A gestire invece la parte artistica del progetto Giulia Filippi. “Prima di dare il via all’iniziativa – ha sottolineato – sono state censite tutte le rose visibili lungo la strada di Capodacqua. Rose che hanno delle relazioni perché portate da qualcuno o spostate da un luogo all’altro e che disegnano una costellazione di possibilità e di storie che ci connettono tra di noi”. Le rose esposte in ogni angolo della frazione diventano così un elemento identitario capace di raccontare la storia del territorio ma anche di rafforzare il legame tra abitanti e paesaggio. Negli ultimi mesi, infatti, alle rose già presenti, si sono aggiunte circa cinquanta nuove rose ospitate dalle prime quaranta famiglie che hanno preso parte al progetto.

Presentato poi, nel corso della mattinata, il logo dell’iniziativa che accoglie due segni grafici caratteristici del progetto: la lettera “O”, cerchio che richiama la condivisone, che è stata trasformata in una corolla rosa i cui stami sono stati sintetizzati in una stella. Stella che nella mappatura dei roseti simboleggia le varie piante che insieme formano una costellazione di persone che hanno preso parte alla nascita del roseto condiviso.

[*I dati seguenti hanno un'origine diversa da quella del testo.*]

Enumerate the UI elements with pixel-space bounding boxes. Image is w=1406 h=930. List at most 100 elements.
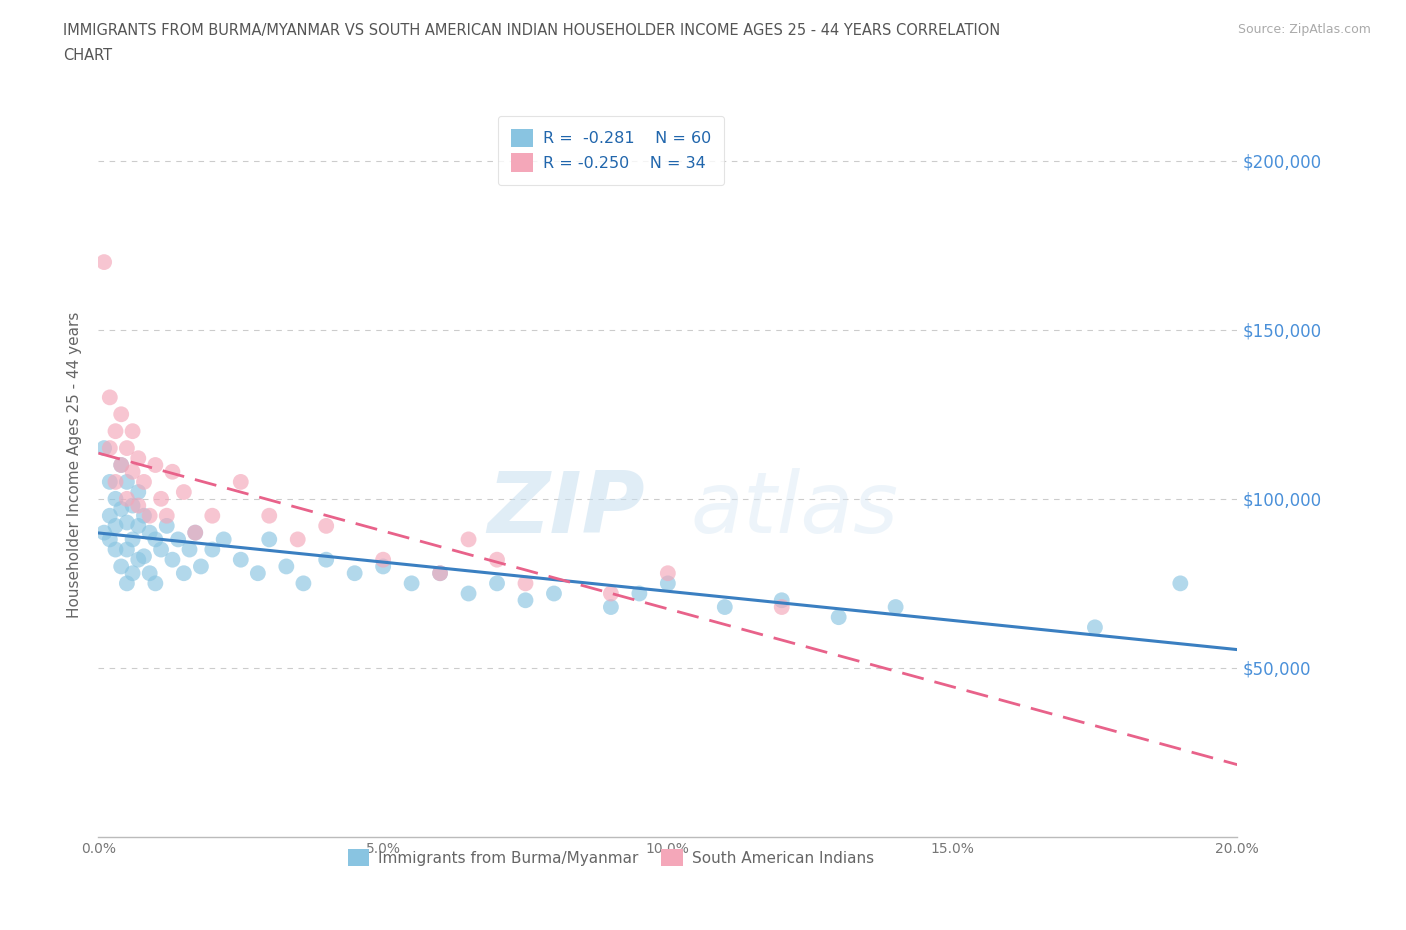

La mappatura dei roseti a Capodacqua

“Quella di Capodacqua è una comunità molto unita – è poi intervenuta l’assessore al Commercio del Comune di Foligno, Elisabetta Ugolinelli –. Questi progetti incentivano e rafforzano il senso di appartenenza accrescendo la cura e il senso civico”. Presente anche il consigliere Leonardo Pacini che ha sottolineato come il progetto rappresenti la volontà “di una comunità di continuare a crescere e rifiorire dopo il terremoto”, dimostrando anche la forza della “comunità e dei cittadini della frazione”.